Some pretty impressive doors have swung open through the Jordaan career: from then-CEO Paul Harris offering the Rand Merchant Bank management trainee the role as his executive assistant, to a chance weekend away with former colleague Yatin Narsai that inspired the creation of Bank Zero. But the same refrain echoes through every business, every opportunity: people.

“One of the things I learnt at FirstRand is the power of entrepreneurship,” he reflects. “If you get the right person to run a business, amazing things can happen. I knew I wanted to do something in the entrepreneurial space once I left big corporate, but wasn’t clear on what that would be. What tickles me is an entrepreneur who already has a track record of solving a real problem – and I want to be involved in businesses that somehow make society a little better.”

Cue education projects, cheaper data, easier banking, and dozens more start-ups (literally) that keep Jordaan inspired on a daily basis. And while he’s learnt not to have coffee with absolutely everyone, he has a love of wine – unsurprising as the third generation Jordaan living on the Bartinney estate where his grandparents are buried – and a great appreciation of the restaurant trade.

“It’s been a tough period for restaurants, with foreign visitors absent, and locals slowly coming back,” he says of an industry that’s taking a hammering across the country. “Restaurants are one of the few macro trends where South Africa can grow and create a lot of jobs.”

And all the more so when those restaurants are producing the sort of fare chef Basson has conjured up: a sizeable ham hock that falls apart at the sight of a fork, soft, light discs of gnocchi, a glorious vanilla cheesecake. The food meets with smiling approval from Jordaan, and inspires some closing counsel.

“I heard a great quote the other day – it’s not that we’re all in the same boat, we’re in the same storm. For people privileged enough to have some capital, now’s a good time to invest. Spend in your local community, or on local start-ups. But for most people, it’s a time to simplify your life, pay off some debt if you can, look at what you really need in your life. Focus on the important things – often, they’re right in front of you.

“And never waste a crisis. It’s an opportunity to reset. You’ll have to make some tough decisions, but believe that things will get better. Now is not the time for businesses to excel, it’s a time to survive. And if you do manage that, chances are many of your competitors won’t, and so by definition you’ll be stronger.
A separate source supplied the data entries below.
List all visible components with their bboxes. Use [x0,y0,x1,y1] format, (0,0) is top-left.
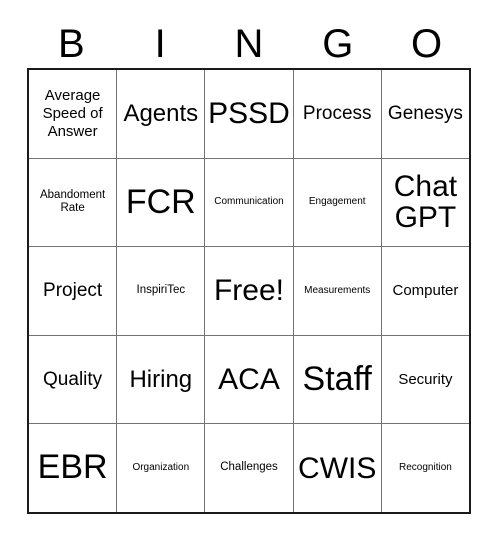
bingo-grid: Average Speed of Answer Agents PSSD Process… [27,68,471,514]
bingo-free-space-cell[interactable]: Free! [205,247,294,335]
bingo-cell[interactable]: Communication [205,158,294,247]
bingo-cell[interactable]: CWIS [293,424,382,512]
bingo-cell[interactable]: ACA [205,335,294,424]
bingo-cell[interactable]: Computer [381,247,470,335]
bingo-row: Quality Hiring ACA Staff Security [29,335,470,425]
bingo-cell-label: Process [302,103,372,125]
header-letter-o: O [411,22,443,66]
bingo-cell-label: EBR [37,448,108,487]
bingo-row: Average Speed of Answer Agents PSSD Process… [29,70,470,159]
bingo-card: B I N G O Average Speed of Answer Agents P… [0,0,500,544]
bingo-cell-label: FCR [125,182,196,221]
bingo-cell-label: CWIS [298,451,377,485]
bingo-cell-label: Computer [392,282,459,300]
bingo-header-letters: B I N G O [27,20,471,68]
bingo-cell-label: ACA [218,362,280,396]
bingo-cell-label: Hiring [129,365,193,393]
bingo-cell-label: Average Speed of Answer [42,87,103,140]
bingo-cell[interactable]: Measurements [293,247,382,335]
header-letter-i: I [154,22,166,66]
bingo-cell-label: Genesys [387,103,463,125]
bingo-cell[interactable]: Project [29,247,118,335]
bingo-cell[interactable]: Staff [293,335,382,424]
bingo-cell-label: Abandoment Rate [39,188,106,215]
bingo-cell-label: Chat GPT [393,170,458,235]
bingo-cell[interactable]: Process [293,70,382,158]
bingo-row: Project InspiriTec Free! Measurements Comput… [29,247,470,336]
bingo-cell[interactable]: Chat GPT [381,158,470,247]
bingo-cell-label: Communication [214,196,284,208]
bingo-cell-label: Agents [123,100,199,128]
bingo-cell[interactable]: Abandoment Rate [29,158,118,247]
bingo-cell-label: Security [398,370,453,388]
bingo-row: Abandoment Rate FCR Communication Engagemen… [29,158,470,248]
bingo-cell-label: Recognition [399,462,452,474]
bingo-cell-label: Project [43,280,103,302]
bingo-cell-label: Engagement [308,196,366,208]
bingo-cell[interactable]: Average Speed of Answer [29,70,118,158]
header-letter-g: G [322,22,354,66]
bingo-cell[interactable]: Organization [117,424,206,512]
bingo-cell-label: Measurements [304,284,371,296]
bingo-cell-label: InspiriTec [136,284,186,297]
header-letter-n: N [234,22,264,66]
bingo-cell[interactable]: Recognition [381,424,470,512]
bingo-cell[interactable]: Challenges [205,424,294,512]
bingo-cell-label: Challenges [220,461,278,474]
bingo-row: EBR Organization Challenges CWIS Recognition [29,424,470,512]
bingo-cell[interactable]: Engagement [293,158,382,247]
bingo-cell[interactable]: InspiriTec [117,247,206,335]
bingo-cell-label: PSSD [208,97,290,131]
bingo-cell-label: Free! [213,274,285,308]
bingo-cell-label: Organization [132,462,190,474]
bingo-cell[interactable]: FCR [117,158,206,247]
bingo-cell[interactable]: Quality [29,335,118,424]
bingo-cell-label: Quality [43,368,103,390]
bingo-cell[interactable]: Security [381,335,470,424]
bingo-cell[interactable]: Hiring [117,335,206,424]
header-letter-b: B [58,22,85,66]
bingo-cell[interactable]: Agents [117,70,206,158]
bingo-cell[interactable]: EBR [29,424,118,512]
bingo-cell[interactable]: Genesys [381,70,470,158]
bingo-cell[interactable]: PSSD [205,70,294,158]
bingo-cell-label: Staff [302,359,372,398]
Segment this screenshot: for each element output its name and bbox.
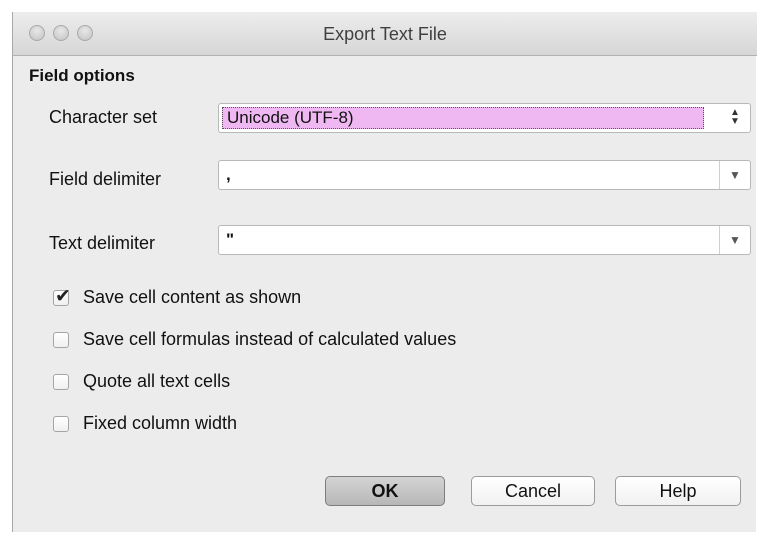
help-button[interactable]: Help — [615, 476, 741, 506]
option-label[interactable]: Quote all text cells — [83, 371, 230, 392]
checkbox-quote-all-text-cells[interactable] — [53, 374, 69, 390]
character-set-selection-highlight: Unicode (UTF-8) — [222, 107, 704, 129]
cancel-button[interactable]: Cancel — [471, 476, 595, 506]
checkbox-save-formulas[interactable] — [53, 332, 69, 348]
checkbox-save-content-as-shown[interactable]: ✔ — [53, 286, 71, 307]
character-set-value: Unicode (UTF-8) — [227, 108, 354, 127]
section-title-field-options: Field options — [29, 66, 135, 85]
text-delimiter-value[interactable]: " — [226, 230, 234, 250]
field-delimiter-combobox[interactable]: , ▼ — [218, 160, 751, 190]
option-label[interactable]: Fixed column width — [83, 413, 237, 434]
checkbox-fixed-column-width[interactable] — [53, 416, 69, 432]
text-delimiter-dropdown-icon[interactable]: ▼ — [719, 226, 750, 254]
export-dialog: Export Text File Field options Character… — [12, 12, 757, 532]
field-delimiter-label: Field delimiter — [49, 169, 162, 189]
text-delimiter-label: Text delimiter — [49, 233, 156, 253]
checkmark-icon: ✔ — [55, 286, 71, 307]
ok-button[interactable]: OK — [325, 476, 445, 506]
option-label[interactable]: Save cell content as shown — [83, 287, 301, 308]
window-title: Export Text File — [323, 24, 447, 44]
character-set-label: Character set — [49, 107, 158, 127]
updown-stepper-icon[interactable]: ▲ ▼ — [724, 108, 746, 128]
down-arrow-icon: ▼ — [730, 116, 740, 127]
character-set-select[interactable]: Unicode (UTF-8) ▲ ▼ — [218, 103, 751, 133]
option-label[interactable]: Save cell formulas instead of calculated… — [83, 329, 456, 350]
title-bar[interactable]: Export Text File — [13, 12, 757, 56]
text-delimiter-combobox[interactable]: " ▼ — [218, 225, 751, 255]
field-delimiter-value[interactable]: , — [226, 165, 231, 185]
field-delimiter-dropdown-icon[interactable]: ▼ — [719, 161, 750, 189]
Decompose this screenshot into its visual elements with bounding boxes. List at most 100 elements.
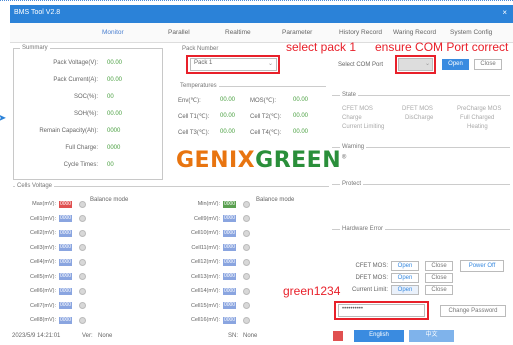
cell-voltage-value: 0000 (59, 229, 72, 237)
power-off-button[interactable]: Power Off (460, 260, 504, 272)
state-current-limiting: Current Limiting (342, 124, 385, 130)
tab-parameter[interactable]: Parameter (282, 29, 312, 36)
cell-voltage-value: 0000 (223, 273, 236, 280)
state-title: State (340, 92, 359, 98)
cell-t3-value: 00.00 (220, 129, 236, 135)
cell-voltage-label: Cell2(mV): (30, 230, 56, 236)
balance-radio[interactable] (79, 229, 86, 237)
status-sn-value: None (243, 333, 258, 339)
state-panel: State CFET MOS DFET MOS PreCharge MOS Ch… (332, 92, 510, 137)
cell-voltage-value: 0000 (223, 302, 236, 309)
tab-history-record[interactable]: History Record (339, 29, 382, 36)
env-label: Env(℃): (178, 98, 201, 104)
annotation-select-pack: select pack 1 (286, 40, 357, 54)
cell-voltage-value: 0000 (59, 302, 72, 309)
cell-voltage-value: 0000 (223, 287, 236, 295)
state-discharge: DisCharge (405, 115, 434, 121)
balance-radio[interactable] (243, 302, 250, 309)
soh-value: 00.00 (107, 111, 123, 117)
cell-voltage-value: 0000 (59, 258, 72, 266)
chinese-button[interactable]: 中文 (409, 330, 454, 342)
cfet-close-button[interactable]: Close (425, 261, 453, 271)
pack-select-highlight (186, 55, 280, 74)
cell-t2-value: 00.00 (293, 113, 309, 119)
balance-radio[interactable] (243, 316, 250, 324)
pack-current-label: Pack Current(A): (53, 77, 98, 83)
balance-radio[interactable] (243, 258, 250, 266)
soc-value: 00 (107, 94, 114, 100)
balance-radio[interactable] (243, 200, 250, 208)
cell-voltage-label: Cell10(mV): (190, 230, 220, 236)
cell-voltage-label: Cell8(mV): (30, 317, 56, 323)
close-icon[interactable]: × (502, 8, 507, 17)
cell-voltage-value: 0000 (59, 273, 72, 280)
pointer-arrow-icon: ➤ (0, 113, 7, 124)
cell-voltage-value: 0000 (223, 200, 236, 208)
cfet-open-button[interactable]: Open (391, 261, 419, 271)
tab-parallel[interactable]: Parallel (168, 29, 190, 36)
cell-voltage-value: 0000 (223, 316, 236, 324)
balance-radio[interactable] (243, 215, 250, 222)
balance-radio[interactable] (79, 302, 86, 309)
cell-voltage-label: Cell14(mV): (190, 288, 220, 294)
soc-label: SOC(%): (74, 94, 98, 100)
balance-radio[interactable] (79, 273, 86, 280)
brand-logo: GENIXGREEN® (176, 148, 348, 173)
state-precharge-mos: PreCharge MOS (457, 106, 502, 112)
selection-border (0, 0, 513, 2)
balance-radio[interactable] (79, 244, 86, 251)
soh-label: SOH(%): (74, 111, 98, 117)
status-ver-value: None (98, 333, 113, 339)
temperatures-panel: Temperatures Env(℃): 00.00 MOS(℃): 00.00… (178, 83, 326, 141)
tab-waring-record[interactable]: Waring Record (393, 29, 436, 36)
balance-radio[interactable] (243, 244, 250, 251)
balance-radio[interactable] (79, 200, 86, 208)
balance-radio[interactable] (79, 258, 86, 266)
status-indicator (333, 331, 343, 341)
balance-radio[interactable] (79, 215, 86, 222)
cell-voltage-label: Cell12(mV): (190, 259, 220, 265)
cells-voltage-title: Cells Voltage (15, 183, 55, 189)
tab-monitor[interactable]: Monitor (102, 29, 124, 36)
password-highlight (334, 301, 429, 320)
full-charge-label: Full Charge: (65, 145, 98, 151)
tab-system-config[interactable]: System Config (450, 29, 492, 36)
cell-voltage-label: Min(mV): (197, 201, 220, 207)
cell-voltage-label: Max(mV): (32, 201, 56, 207)
current-limit-close-button[interactable]: Close (425, 285, 453, 295)
summary-panel: Summary Pack Voltage(V): 00.00 Pack Curr… (13, 45, 163, 180)
status-sn-label: SN: (228, 333, 239, 339)
cell-voltage-label: Cell4(mV): (30, 259, 56, 265)
full-charge-value: 0000 (107, 145, 121, 151)
temperatures-title: Temperatures (178, 83, 219, 89)
cell-voltage-value: 0000 (59, 244, 72, 251)
hardware-error-panel: Hardware Error (332, 226, 510, 259)
balance-radio[interactable] (79, 316, 86, 324)
dfet-open-button[interactable]: Open (391, 273, 419, 283)
balance-radio[interactable] (243, 273, 250, 280)
pack-voltage-value: 00.00 (107, 60, 123, 66)
annotation-ensure-com: ensure COM Port correct (375, 40, 509, 54)
window-title: BMS Tool V2.8 (14, 9, 61, 16)
cell-t4-label: Cell T4(℃): (250, 130, 282, 136)
tab-realtime[interactable]: Realtime (225, 29, 251, 36)
english-button[interactable]: English (354, 330, 404, 342)
cfet-mos-label: CFET MOS: (355, 263, 388, 269)
pack-current-value: 00.00 (107, 77, 123, 83)
cell-voltage-value: 0000 (59, 200, 72, 208)
balance-radio[interactable] (243, 229, 250, 237)
status-datetime: 2023/5/9 14:21:01 (12, 333, 61, 339)
cell-voltage-label: Cell9(mV): (194, 215, 220, 222)
balance-radio[interactable] (243, 287, 250, 295)
logo-part-genix: GENIX (176, 148, 256, 173)
com-open-button[interactable]: Open (442, 59, 469, 70)
cell-voltage-value: 0000 (223, 215, 236, 222)
com-port-label: Select COM Port (338, 62, 384, 68)
current-limit-open-button[interactable]: Open (391, 285, 419, 295)
dfet-close-button[interactable]: Close (425, 273, 453, 283)
balance-radio[interactable] (79, 287, 86, 295)
pack-number-title: Pack Number (180, 46, 221, 52)
com-close-button[interactable]: Close (474, 59, 502, 70)
change-password-button[interactable]: Change Password (440, 305, 506, 317)
cell-t1-label: Cell T1(℃): (178, 114, 210, 120)
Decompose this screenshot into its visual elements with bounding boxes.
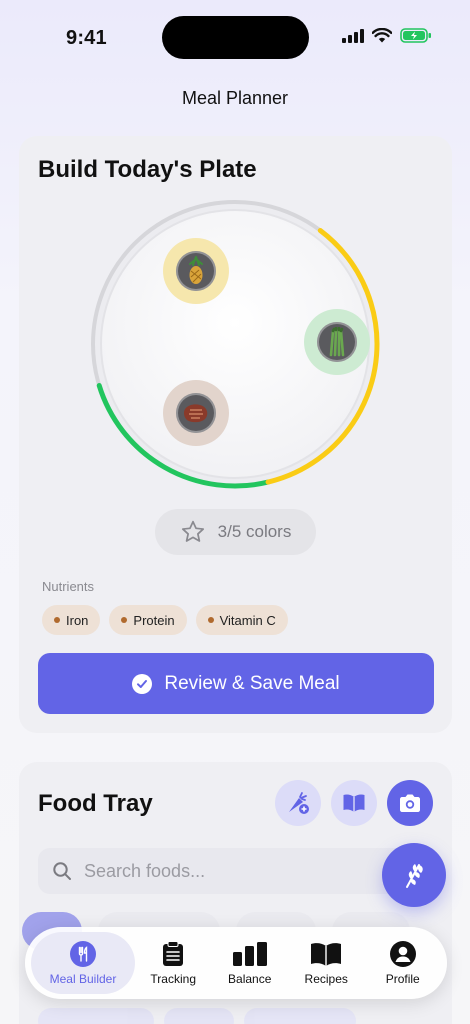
tab-label: Meal Builder (49, 971, 117, 986)
selected-food-chip (244, 1008, 356, 1024)
nutrient-dot (207, 617, 214, 623)
nutrient-chip-protein: Protein (109, 605, 187, 635)
steak-icon (184, 404, 208, 423)
tab-balance[interactable]: Balance (211, 932, 288, 994)
color-count-badge: 3/5 colors (155, 509, 316, 555)
tab-label: Balance (228, 971, 272, 986)
nutrient-chips: Iron Protein Vitamin C (42, 605, 288, 635)
tab-label: Recipes (304, 971, 348, 986)
add-food-button[interactable] (275, 780, 321, 826)
search-foods-input[interactable] (84, 860, 384, 882)
status-icons (342, 28, 432, 43)
tab-profile[interactable]: Profile (364, 932, 441, 994)
tab-label: Profile (385, 971, 420, 986)
food-tray-title: Food Tray (38, 790, 153, 817)
open-book-icon (343, 794, 365, 812)
star-icon (181, 520, 204, 542)
nutrients-label: Nutrients (42, 579, 95, 594)
plate-card-title: Build Today's Plate (38, 156, 257, 183)
status-bar: 9:41 (0, 0, 470, 76)
pineapple-icon (189, 256, 203, 284)
nutrient-chip-iron: Iron (42, 605, 101, 635)
nutrient-dot (121, 617, 128, 623)
fork-knife-icon (69, 940, 96, 967)
tab-recipes[interactable]: Recipes (288, 932, 365, 994)
food-item-beef[interactable] (163, 380, 229, 446)
plate-card: Build Today's Plate 3/5 colors Nutrients… (19, 136, 452, 733)
tab-label: Tracking (150, 971, 196, 986)
review-save-meal-label: Review & Save Meal (164, 672, 340, 694)
battery-charging-icon (400, 28, 431, 43)
food-guide-button[interactable] (331, 780, 377, 826)
nutrient-chip-vitamin-c: Vitamin C (195, 605, 288, 635)
tab-bar: Meal Builder Tracking Balance Recipes Pr… (25, 927, 447, 999)
cellular-signal-icon (342, 28, 364, 43)
dynamic-island (162, 16, 309, 59)
clipboard-icon (163, 940, 184, 966)
tab-meal-builder[interactable]: Meal Builder (31, 932, 135, 994)
suggest-food-fab[interactable] (382, 843, 446, 907)
search-icon (53, 862, 71, 880)
status-time: 9:41 (66, 27, 107, 49)
book-icon (311, 942, 342, 966)
selected-food-chip (38, 1008, 154, 1024)
food-item-asparagus[interactable] (304, 309, 370, 375)
camera-icon (400, 794, 420, 812)
tab-tracking[interactable]: Tracking (135, 932, 212, 994)
food-item-pineapple[interactable] (163, 238, 229, 304)
search-bar[interactable] (38, 848, 434, 894)
scan-food-camera-button[interactable] (387, 780, 433, 826)
leaf-sprig-icon (406, 864, 423, 888)
selected-food-chip (164, 1008, 234, 1024)
nutrient-dot (54, 617, 60, 623)
review-save-meal-button[interactable]: Review & Save Meal (38, 653, 434, 714)
wifi-icon (372, 28, 392, 43)
check-circle-icon (132, 673, 153, 694)
selected-foods-faded (38, 1008, 356, 1024)
plate[interactable] (89, 198, 381, 490)
carrot-plus-icon (289, 792, 309, 814)
color-count-text: 3/5 colors (217, 522, 292, 541)
nav-title: Meal Planner (181, 88, 289, 108)
asparagus-icon (329, 327, 345, 357)
person-icon (389, 940, 416, 967)
bar-chart-icon (232, 941, 267, 966)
So just survive, and you’ll do well.”

And so ends lunch with Michael Jordaan, serial investor, reinvented banker, and a man still cautiously optimistic despite the myriad challenges South Africa faces. Helped by the casual genius of Bertus Basson, it’s an hour of much-needed tonic for the lockdown-battered soul – and inspires my final take from our time together. Find out what Michael Jordaan is investing in, and whatever it may be, follow suit.